BookmarkSubscribeRSS Feed
Adam1
Calcite | Level 5

Hi everyone!

I'm currently working on a medical study and have large amounts of data which I want to tabulate efficiently. My data set has approx 120'000 observations.

PROC TABULATE offers a fantastic tabulating function with great flexibility but leaves me with the following problem: when I tabulate several categorical variables (with varying missing for different observations) i loose observations in my table. This only happens with categorical variables.

To clearify this:

* If I tabulate continuous variables, there are no problems; SAS calculates means and std dev for the variables without deleting any observations (despite varying missing values for different variables).

* If I tabulate ONE categorical variable there are no problems; SAS calculates numbers, percentages etc for that variable. I can choose to present missing values or not in the table.

* If I try to tabulate several categorical variables with varying missing values for different variables, those observations are deleted from the entire table. When trying to tabulate all my 35 variables (continuous and categorical) at the same time i end up with 600 patients (starting with 120'000).

Now there are a number of suggested solutions (se Art Carpenters SUGI article "Proc tabulate - beyond bascis").

* I can add the MISSING statement in the proc (e.g proc tabulate data=DATASET missing;) However this includes the missing values in the calculated percentages which makes no sense.

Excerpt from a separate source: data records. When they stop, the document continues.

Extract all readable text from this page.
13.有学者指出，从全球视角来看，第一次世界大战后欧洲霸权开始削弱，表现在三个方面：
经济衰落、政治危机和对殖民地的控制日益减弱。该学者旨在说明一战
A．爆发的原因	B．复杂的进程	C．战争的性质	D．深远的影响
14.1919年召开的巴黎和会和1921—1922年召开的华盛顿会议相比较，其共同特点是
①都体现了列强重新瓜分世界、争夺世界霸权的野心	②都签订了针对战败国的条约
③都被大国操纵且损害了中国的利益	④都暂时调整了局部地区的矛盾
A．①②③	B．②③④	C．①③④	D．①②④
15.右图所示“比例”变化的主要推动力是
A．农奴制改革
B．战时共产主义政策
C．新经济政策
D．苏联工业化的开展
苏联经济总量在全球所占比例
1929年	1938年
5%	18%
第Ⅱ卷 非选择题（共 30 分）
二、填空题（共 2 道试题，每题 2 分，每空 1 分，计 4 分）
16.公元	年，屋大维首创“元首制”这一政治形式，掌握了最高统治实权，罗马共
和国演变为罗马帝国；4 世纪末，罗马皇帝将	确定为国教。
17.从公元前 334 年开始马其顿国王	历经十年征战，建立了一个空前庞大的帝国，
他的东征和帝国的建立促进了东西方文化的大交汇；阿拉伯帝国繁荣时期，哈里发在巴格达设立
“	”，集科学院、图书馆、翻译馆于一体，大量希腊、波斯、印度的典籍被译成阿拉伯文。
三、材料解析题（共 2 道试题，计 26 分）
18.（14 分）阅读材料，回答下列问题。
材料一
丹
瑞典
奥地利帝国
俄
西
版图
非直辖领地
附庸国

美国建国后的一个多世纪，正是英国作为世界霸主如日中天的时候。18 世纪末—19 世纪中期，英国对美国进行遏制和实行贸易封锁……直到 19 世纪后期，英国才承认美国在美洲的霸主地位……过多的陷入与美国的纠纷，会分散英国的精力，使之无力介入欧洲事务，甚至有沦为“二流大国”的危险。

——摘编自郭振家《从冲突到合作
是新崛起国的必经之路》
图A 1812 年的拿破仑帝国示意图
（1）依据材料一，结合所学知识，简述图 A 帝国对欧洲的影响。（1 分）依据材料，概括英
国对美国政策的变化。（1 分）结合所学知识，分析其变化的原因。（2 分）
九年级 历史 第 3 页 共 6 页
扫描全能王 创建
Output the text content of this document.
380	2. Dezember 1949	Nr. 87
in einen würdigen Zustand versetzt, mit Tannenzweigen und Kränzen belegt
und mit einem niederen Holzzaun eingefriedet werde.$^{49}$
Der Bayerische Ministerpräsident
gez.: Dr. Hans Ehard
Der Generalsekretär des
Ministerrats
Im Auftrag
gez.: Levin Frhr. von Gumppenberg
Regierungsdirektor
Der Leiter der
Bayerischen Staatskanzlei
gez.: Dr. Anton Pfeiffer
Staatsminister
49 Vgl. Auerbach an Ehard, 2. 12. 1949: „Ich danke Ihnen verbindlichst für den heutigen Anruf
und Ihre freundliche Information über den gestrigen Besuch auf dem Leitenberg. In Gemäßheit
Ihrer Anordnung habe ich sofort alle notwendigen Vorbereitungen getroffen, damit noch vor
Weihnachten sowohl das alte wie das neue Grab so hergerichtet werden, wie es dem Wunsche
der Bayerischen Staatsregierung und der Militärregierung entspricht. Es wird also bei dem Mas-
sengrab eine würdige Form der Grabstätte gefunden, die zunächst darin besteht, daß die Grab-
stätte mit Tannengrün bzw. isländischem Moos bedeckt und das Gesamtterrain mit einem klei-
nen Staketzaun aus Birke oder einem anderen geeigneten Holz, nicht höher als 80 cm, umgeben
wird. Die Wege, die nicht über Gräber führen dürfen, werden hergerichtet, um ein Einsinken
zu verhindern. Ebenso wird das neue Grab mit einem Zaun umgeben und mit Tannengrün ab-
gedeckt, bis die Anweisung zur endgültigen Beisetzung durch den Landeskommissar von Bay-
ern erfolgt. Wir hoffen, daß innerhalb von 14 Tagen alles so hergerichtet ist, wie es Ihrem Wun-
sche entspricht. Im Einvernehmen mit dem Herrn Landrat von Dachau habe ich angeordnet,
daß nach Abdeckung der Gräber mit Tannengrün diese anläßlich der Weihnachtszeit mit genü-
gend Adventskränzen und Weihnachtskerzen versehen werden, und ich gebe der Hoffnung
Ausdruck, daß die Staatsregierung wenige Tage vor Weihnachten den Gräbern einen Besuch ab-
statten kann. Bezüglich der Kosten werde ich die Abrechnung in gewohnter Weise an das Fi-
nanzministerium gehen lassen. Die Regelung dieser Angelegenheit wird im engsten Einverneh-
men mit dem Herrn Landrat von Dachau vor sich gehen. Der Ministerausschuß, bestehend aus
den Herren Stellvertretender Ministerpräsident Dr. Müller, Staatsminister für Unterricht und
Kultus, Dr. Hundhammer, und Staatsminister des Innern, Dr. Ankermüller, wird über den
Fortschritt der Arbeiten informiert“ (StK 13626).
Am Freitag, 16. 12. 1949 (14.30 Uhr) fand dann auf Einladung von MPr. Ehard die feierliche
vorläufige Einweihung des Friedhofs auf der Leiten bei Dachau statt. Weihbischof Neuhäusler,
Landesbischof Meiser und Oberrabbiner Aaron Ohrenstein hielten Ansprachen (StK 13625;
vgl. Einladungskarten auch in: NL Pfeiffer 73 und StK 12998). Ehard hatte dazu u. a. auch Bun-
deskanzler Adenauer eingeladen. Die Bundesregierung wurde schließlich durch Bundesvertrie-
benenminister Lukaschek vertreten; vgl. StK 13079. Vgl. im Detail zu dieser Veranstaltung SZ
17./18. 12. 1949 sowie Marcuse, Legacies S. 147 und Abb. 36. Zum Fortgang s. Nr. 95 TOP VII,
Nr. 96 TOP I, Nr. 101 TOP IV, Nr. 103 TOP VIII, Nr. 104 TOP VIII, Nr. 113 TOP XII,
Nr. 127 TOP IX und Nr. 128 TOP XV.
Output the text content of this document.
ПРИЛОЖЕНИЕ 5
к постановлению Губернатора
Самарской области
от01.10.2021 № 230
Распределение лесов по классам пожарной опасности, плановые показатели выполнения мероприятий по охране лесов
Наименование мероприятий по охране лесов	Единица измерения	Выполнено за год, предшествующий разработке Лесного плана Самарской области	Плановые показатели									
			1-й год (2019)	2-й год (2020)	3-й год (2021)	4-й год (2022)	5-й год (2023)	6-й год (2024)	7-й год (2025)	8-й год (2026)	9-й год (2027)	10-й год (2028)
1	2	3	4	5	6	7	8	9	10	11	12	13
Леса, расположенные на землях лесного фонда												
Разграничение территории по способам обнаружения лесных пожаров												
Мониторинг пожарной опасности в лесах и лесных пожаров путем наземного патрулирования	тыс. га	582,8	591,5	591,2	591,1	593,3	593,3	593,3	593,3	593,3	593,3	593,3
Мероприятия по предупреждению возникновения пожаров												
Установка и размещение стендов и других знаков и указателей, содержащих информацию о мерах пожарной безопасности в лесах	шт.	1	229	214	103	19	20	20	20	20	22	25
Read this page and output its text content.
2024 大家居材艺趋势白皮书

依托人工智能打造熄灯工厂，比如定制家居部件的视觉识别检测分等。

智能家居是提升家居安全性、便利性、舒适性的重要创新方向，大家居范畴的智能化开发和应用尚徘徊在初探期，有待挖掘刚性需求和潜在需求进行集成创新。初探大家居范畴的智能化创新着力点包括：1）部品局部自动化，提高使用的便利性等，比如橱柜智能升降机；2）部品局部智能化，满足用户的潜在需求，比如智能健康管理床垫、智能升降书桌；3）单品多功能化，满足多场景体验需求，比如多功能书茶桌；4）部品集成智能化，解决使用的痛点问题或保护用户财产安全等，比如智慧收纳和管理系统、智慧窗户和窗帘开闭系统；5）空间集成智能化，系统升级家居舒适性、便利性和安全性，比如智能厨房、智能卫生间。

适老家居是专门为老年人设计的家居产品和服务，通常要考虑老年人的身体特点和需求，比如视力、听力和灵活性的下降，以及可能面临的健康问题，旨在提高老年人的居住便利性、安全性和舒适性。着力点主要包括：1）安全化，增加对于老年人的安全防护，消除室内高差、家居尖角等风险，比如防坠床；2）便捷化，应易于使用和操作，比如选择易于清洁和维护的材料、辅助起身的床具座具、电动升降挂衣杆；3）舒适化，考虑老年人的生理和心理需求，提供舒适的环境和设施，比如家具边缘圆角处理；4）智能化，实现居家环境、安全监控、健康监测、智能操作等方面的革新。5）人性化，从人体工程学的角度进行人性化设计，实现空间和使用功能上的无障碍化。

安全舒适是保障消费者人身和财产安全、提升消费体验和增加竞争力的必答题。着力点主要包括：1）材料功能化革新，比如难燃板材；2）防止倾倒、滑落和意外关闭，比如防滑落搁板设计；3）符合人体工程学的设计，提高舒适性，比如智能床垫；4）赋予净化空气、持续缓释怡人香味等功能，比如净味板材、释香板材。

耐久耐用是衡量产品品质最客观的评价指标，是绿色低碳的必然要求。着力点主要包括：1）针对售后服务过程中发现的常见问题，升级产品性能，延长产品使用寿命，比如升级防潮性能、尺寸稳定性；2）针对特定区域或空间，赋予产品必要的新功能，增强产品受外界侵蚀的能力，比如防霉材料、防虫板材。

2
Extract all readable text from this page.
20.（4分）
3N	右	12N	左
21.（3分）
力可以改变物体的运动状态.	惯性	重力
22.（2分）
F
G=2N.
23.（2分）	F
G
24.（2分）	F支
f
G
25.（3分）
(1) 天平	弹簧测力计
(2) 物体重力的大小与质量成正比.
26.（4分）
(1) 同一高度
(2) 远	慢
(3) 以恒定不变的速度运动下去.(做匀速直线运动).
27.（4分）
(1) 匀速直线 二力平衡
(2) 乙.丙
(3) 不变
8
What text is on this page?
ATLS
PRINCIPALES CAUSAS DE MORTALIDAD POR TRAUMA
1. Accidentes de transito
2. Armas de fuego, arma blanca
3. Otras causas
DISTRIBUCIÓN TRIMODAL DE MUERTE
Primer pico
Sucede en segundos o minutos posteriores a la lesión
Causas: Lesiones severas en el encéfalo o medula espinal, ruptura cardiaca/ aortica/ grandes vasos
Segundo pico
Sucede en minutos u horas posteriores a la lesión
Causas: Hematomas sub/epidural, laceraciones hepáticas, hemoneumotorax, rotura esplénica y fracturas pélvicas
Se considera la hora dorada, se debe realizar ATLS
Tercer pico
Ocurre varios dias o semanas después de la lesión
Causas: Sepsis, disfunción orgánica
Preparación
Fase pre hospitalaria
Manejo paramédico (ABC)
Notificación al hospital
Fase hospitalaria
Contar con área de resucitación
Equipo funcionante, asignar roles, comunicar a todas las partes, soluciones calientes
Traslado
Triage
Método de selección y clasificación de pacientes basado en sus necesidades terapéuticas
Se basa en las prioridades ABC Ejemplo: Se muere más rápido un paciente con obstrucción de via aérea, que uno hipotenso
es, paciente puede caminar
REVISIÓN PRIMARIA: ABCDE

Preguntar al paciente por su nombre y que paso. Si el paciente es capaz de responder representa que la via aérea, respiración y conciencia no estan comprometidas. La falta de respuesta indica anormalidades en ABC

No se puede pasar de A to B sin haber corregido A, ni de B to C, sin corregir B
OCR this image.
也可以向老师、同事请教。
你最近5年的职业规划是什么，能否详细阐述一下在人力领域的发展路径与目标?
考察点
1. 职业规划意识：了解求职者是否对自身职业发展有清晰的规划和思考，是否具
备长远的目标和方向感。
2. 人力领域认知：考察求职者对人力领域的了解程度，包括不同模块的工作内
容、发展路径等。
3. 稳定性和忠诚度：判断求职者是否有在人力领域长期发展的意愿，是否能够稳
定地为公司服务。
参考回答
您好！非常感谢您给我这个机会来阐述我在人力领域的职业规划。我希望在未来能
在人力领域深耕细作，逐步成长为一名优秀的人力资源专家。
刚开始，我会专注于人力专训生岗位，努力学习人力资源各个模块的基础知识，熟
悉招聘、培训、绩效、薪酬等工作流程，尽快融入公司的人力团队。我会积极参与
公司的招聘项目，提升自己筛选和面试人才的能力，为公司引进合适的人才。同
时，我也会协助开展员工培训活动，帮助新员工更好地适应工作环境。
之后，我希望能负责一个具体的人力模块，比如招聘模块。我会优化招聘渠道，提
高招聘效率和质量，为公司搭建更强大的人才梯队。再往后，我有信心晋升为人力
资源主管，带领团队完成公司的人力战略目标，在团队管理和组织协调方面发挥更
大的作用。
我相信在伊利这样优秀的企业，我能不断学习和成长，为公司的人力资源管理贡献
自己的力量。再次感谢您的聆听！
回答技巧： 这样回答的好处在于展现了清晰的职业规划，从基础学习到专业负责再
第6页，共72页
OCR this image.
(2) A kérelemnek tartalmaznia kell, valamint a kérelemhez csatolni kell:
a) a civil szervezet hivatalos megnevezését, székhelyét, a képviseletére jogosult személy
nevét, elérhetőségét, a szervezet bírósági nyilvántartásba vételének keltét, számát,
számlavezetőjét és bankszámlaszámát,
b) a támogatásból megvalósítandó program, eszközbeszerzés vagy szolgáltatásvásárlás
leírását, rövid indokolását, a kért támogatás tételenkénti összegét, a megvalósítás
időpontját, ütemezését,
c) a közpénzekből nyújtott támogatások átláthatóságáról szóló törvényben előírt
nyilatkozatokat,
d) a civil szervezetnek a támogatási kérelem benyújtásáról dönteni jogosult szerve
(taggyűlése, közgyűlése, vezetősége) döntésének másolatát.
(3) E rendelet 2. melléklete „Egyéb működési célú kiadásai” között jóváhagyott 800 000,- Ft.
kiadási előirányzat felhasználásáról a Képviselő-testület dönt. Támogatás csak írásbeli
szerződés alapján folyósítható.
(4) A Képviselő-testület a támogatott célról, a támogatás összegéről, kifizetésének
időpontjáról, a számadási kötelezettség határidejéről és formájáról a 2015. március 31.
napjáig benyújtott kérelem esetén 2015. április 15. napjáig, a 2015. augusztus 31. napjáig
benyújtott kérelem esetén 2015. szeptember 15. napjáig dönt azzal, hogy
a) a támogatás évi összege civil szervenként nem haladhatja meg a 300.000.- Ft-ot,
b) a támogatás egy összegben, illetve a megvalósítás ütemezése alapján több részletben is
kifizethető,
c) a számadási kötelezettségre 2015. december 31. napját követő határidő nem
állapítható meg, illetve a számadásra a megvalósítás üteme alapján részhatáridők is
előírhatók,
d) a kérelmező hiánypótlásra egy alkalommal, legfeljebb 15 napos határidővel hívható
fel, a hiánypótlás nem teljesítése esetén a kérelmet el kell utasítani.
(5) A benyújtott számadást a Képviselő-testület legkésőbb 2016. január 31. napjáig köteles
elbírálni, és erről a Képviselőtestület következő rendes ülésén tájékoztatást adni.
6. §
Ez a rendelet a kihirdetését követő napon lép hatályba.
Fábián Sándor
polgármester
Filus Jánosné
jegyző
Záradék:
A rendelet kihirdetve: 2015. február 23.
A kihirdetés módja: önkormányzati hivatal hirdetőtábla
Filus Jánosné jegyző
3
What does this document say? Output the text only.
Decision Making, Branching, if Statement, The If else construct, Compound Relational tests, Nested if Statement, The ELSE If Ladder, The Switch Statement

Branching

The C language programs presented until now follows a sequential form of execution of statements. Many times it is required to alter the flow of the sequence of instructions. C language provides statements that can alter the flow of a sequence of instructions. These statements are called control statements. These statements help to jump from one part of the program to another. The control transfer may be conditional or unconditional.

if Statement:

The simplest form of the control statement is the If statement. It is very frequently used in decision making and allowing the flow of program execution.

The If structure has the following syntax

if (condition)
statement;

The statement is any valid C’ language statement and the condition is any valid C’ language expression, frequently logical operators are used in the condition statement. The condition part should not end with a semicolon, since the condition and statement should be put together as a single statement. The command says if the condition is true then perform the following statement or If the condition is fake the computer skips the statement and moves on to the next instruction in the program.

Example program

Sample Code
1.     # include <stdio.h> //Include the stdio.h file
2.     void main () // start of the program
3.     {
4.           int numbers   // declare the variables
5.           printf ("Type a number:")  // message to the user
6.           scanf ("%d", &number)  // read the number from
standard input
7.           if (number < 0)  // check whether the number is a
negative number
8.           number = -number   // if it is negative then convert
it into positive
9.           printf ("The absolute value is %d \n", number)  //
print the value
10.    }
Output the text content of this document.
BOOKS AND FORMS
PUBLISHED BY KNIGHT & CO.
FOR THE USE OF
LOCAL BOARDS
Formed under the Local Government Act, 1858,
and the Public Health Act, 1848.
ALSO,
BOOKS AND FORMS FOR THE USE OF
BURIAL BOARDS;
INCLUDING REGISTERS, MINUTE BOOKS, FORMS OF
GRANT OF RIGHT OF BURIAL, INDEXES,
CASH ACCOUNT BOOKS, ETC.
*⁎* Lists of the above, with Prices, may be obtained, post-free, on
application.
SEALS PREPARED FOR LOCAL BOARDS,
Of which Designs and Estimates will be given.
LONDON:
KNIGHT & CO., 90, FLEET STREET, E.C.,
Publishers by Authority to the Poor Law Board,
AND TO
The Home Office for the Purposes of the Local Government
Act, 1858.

* It is suggested that one can add the "preloadfmt exclusive" (after defining a format without the missing value; se Art Carpenters article) but this does not work.

* etc

I have been trying to fix this for three days without progress.

My first script, which doesnt work, looks something like this:

PROC TABULATE data=DATASETNAME;

CLASS sex ethnicity previous_heart_failure heart_failure_betablocker previous_coronary_heart coronary_heart_betablocker; /*Betablocker is a drug*/

VAR age bloodpressure glucose_level;

TABLES

all='All'                                     *(all sex=' '*(pctn<sex>='%'))

age                                           *(mean*f=3.1 std*f=3.1)

bloodpressure                          *(mean*f=3.1 std*f=3.1)

glucose_level                           *sex=' '*(mean*f=4.1 STD*f=4.1)

previous_heart_failure             *(n pctn<previous_heart_failure>='%') 

heart_failure_betablocker        *(n pctn<heart_failure_betablocker>='%')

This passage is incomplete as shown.